Bernard, né de Marie et reconnu par Camille X, a engagé une action en contestation de la paternité de ce dernier et en établissement judiciaire de la paternité d’Auguste à son égard.

Bernard, l’enfant, né le 25 août 1963 de sa mère et reconnu par un père en 1973, a engagé, en décembre 2010, une action en contestation de la paternité de ce dernier et en établissement judiciaire de la paternité d’un tiers (Auguste) à son égard.

Pour déclarer cette demande irrecevable, il a été retenu par la cour d’appel que l’enfant étant devenu majeur le 25 août 1981, la prescription de l’action en recherche de paternité était acquise au 1er juillet 2006 et que ce délai de prescription tend à protéger la sécurité juridique et les droits des tiers, de sorte qu’il n’est pas contraire à l’art. 8 de la Convention de sauvegarde des droits de l’homme et des libertés fondamentales.

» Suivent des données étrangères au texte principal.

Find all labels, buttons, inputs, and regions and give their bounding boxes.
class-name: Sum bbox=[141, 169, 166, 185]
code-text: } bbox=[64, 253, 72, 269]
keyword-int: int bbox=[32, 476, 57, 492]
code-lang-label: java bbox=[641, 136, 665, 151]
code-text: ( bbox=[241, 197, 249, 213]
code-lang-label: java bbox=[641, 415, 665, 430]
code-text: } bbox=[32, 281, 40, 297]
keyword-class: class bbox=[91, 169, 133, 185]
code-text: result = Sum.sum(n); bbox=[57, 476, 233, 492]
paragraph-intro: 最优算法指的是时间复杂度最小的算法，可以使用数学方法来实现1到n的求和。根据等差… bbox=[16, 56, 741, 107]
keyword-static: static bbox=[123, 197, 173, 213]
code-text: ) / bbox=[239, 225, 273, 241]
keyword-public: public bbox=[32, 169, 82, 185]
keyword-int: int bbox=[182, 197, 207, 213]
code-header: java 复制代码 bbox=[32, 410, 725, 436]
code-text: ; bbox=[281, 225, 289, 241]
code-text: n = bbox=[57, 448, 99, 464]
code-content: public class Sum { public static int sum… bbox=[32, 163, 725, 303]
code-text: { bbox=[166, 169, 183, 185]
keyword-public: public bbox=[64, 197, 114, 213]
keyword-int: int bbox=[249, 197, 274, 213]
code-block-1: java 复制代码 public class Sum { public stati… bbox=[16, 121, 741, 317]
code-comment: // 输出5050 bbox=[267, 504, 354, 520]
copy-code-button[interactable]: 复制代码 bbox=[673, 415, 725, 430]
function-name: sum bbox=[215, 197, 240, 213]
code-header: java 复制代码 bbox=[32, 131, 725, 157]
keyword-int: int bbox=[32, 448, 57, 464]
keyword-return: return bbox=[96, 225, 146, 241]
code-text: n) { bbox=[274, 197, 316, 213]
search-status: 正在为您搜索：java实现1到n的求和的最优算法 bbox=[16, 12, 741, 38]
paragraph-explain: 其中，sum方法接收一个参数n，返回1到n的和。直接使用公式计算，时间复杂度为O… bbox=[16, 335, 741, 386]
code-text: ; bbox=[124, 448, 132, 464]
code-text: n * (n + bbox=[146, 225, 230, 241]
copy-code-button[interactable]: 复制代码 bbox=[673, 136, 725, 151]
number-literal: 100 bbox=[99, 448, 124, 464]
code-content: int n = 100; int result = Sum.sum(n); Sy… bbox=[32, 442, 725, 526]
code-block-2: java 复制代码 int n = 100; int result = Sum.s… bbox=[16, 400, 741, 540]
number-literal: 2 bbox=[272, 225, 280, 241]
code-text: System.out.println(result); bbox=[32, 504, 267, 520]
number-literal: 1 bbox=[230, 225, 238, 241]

Or, il n’a pas été recherché si, concrètement dans l’affaire soumise, la mise en oeuvre de ces délais légaux de prescription n’était pas disproportionnée au regard du but légitime poursuivi et, en particulier, si un juste équilibre était ménagé entre les intérêts publics et privés concurrents en jeu. De la sorte, la cour d’appel a privé sa décision de base légale au regard des art. 8 de la Convention de sauvegarde des droits de l’homme et des libertés fondamentales et de l’article 321 du Code civil.


  • Cour de cassation, Chambre civile 1, 21 novembre 2018, RG N° 17-21.095, publié au Bull.